As part of SOC 116AC: "Work, Justice & the Labor Movement" and the UC Berkeley Labor Center
Want to see visualizations based on this data? Check them out here!
These notebooks are written to clean data collected from California domestic workers surveyed on their demographics, commutes, and experiences with worker's rights violations.
The survey was conducted via Google Forms and included over 400 employee responses on over 500 of their employers. Many questions asked are free response questions, or include an "Other" free response option. The data was originally collected in English, Spanish, and Mandarin, and has been translated to English (except for some free response).
Originally, multiple choice questions were formatted by Google Forms as concattenated lists. These were cleaned to be formatted as True/False columns for each option.
Many domestic workers have multiple employers. In the survey, respondents were asked to provide data on each of their employers, and were asked a series of similar questions for each employer. Google Forms made a new set of columns for each employer response, leading the original table to have 416 (aka too many) columns. To fix this, the data was collapsed to employer level. Originally each row was an employee's survey response, containing one or more response about their employers. Now, each employer response is a new row, and given an ascending employer ID up to the number of employers a respondent recorded.

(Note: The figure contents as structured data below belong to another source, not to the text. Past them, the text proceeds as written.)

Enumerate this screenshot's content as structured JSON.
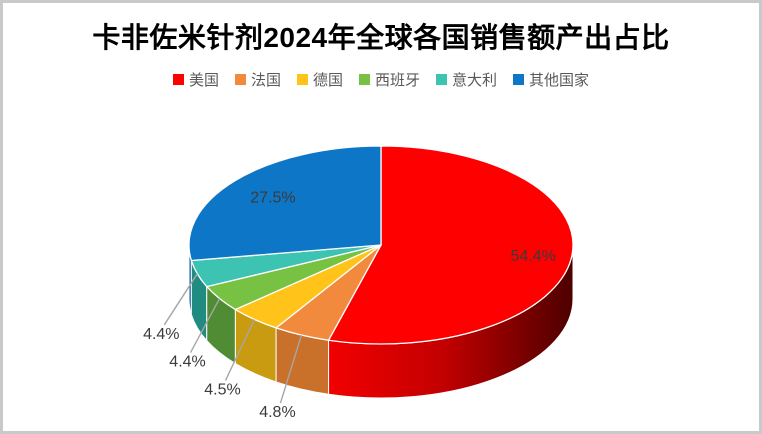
{
  "chart_data": {
    "type": "pie",
    "variant": "3d-pie",
    "title": "卡非佐米针剂2024年全球各国销售额产出占比",
    "categories": [
      "美国",
      "法国",
      "德国",
      "西班牙",
      "意大利",
      "其他国家"
    ],
    "values": [
      54.4,
      4.8,
      4.5,
      4.4,
      4.4,
      27.5
    ],
    "data_labels": [
      "54.4%",
      "4.8%",
      "4.5%",
      "4.4%",
      "4.4%",
      "27.5%"
    ],
    "unit": "%",
    "start_angle_deg": 0,
    "direction": "clockwise",
    "legend_position": "top",
    "colors": [
      "#FE0000",
      "#F18A3D",
      "#FFC31A",
      "#77C143",
      "#3DC3B2",
      "#0D76C6"
    ],
    "side_colors": [
      "#B00000",
      "#C9702B",
      "#C89B10",
      "#4F8C33",
      "#1F8B81",
      "#095E9E"
    ],
    "red_side_gradient": [
      "#F00000",
      "#C30000",
      "#4A0000"
    ],
    "label_color": "#3B3B3B",
    "leader_line_color": "#A6A6A6",
    "title_color": "#000000",
    "legend_text_color": "#595959",
    "slice_border_color": "#FFFFFF"
  }
}
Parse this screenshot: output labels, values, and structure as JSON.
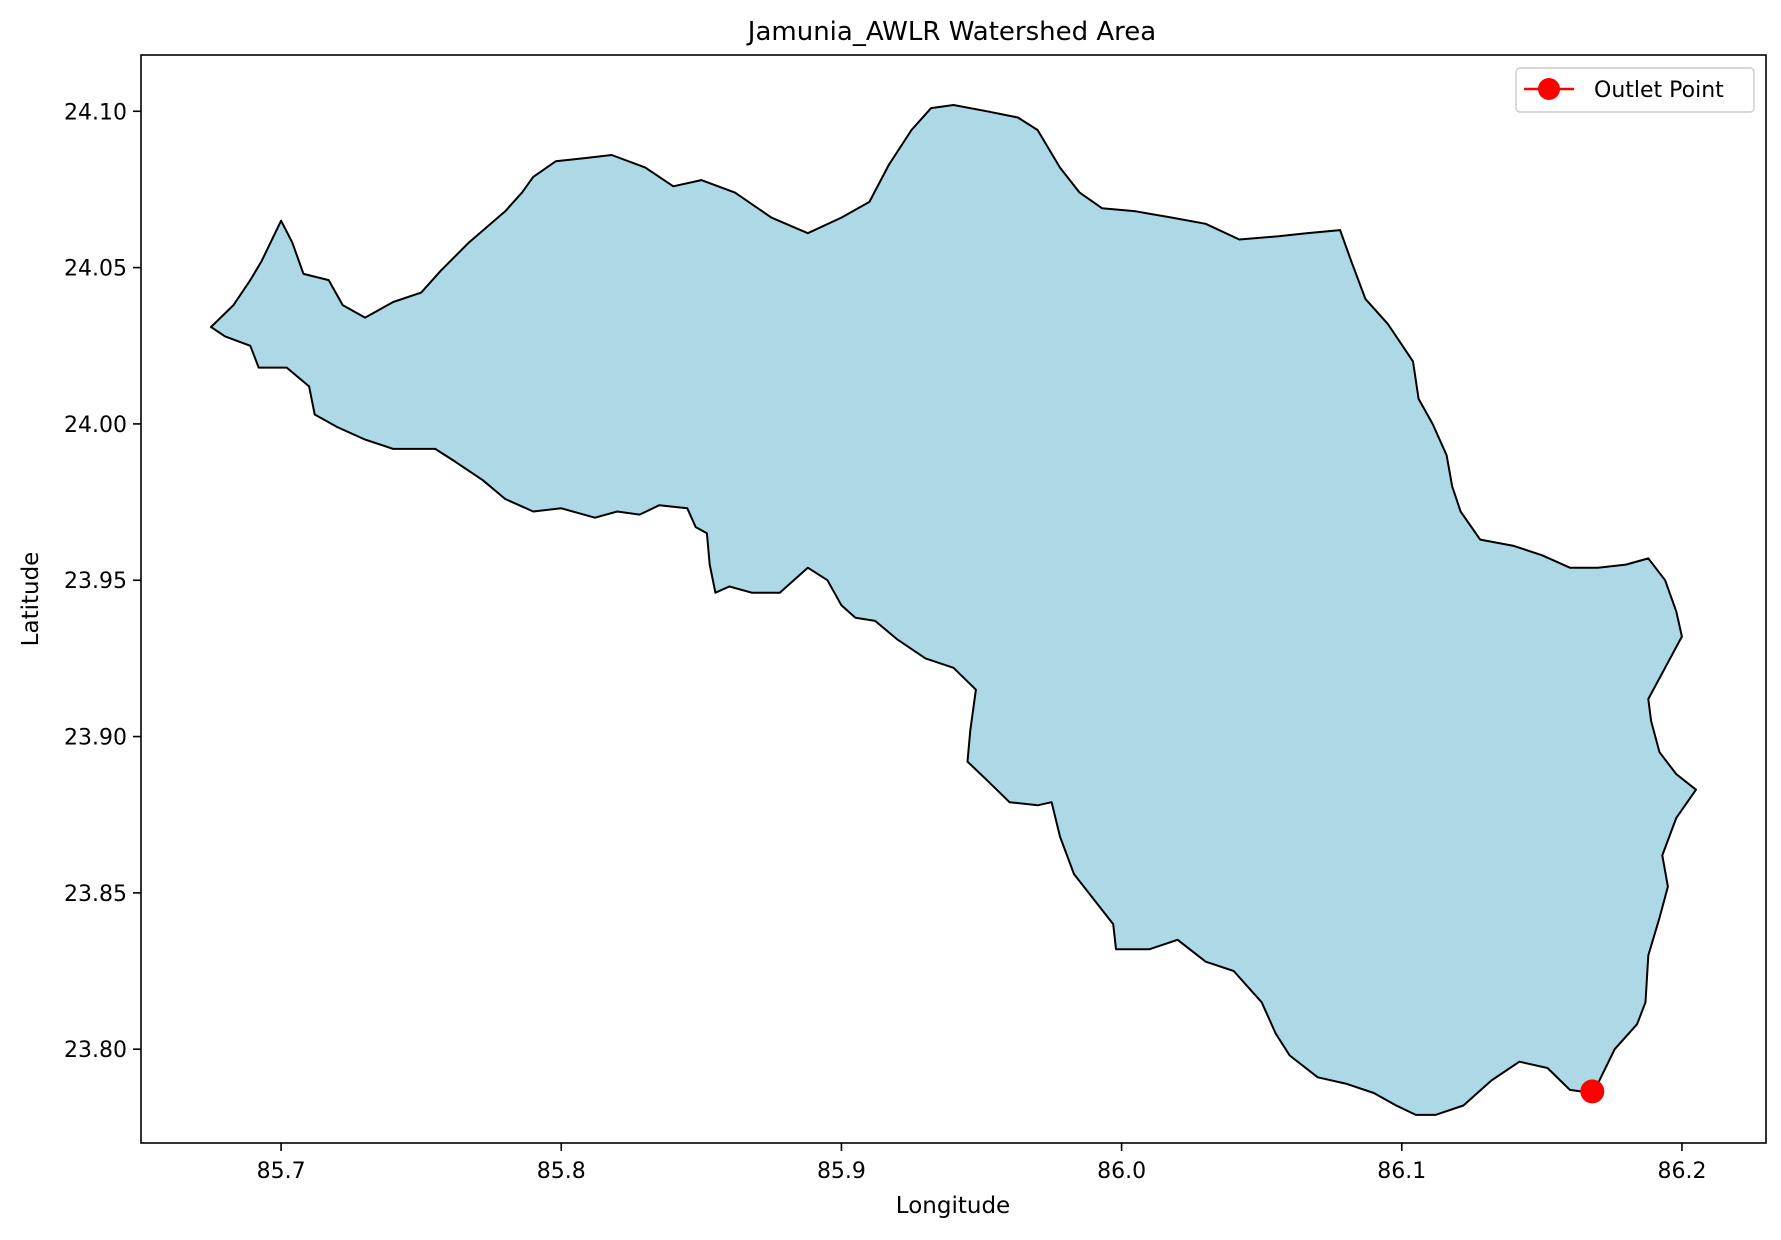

ZIP code and city name responses were also cleaned, and test responses were dropped.
Because this project has a focus on mapping, and ZIP code responses were rare for employer locations, city names were more thoroughly cleaned.
The multiple choice question, "Employer Health And Safety Precautions", was translated into a series of True/False columns for each option.
"Other" data was categorized when possible (Number of Years Worked, Years in U.S., etc.).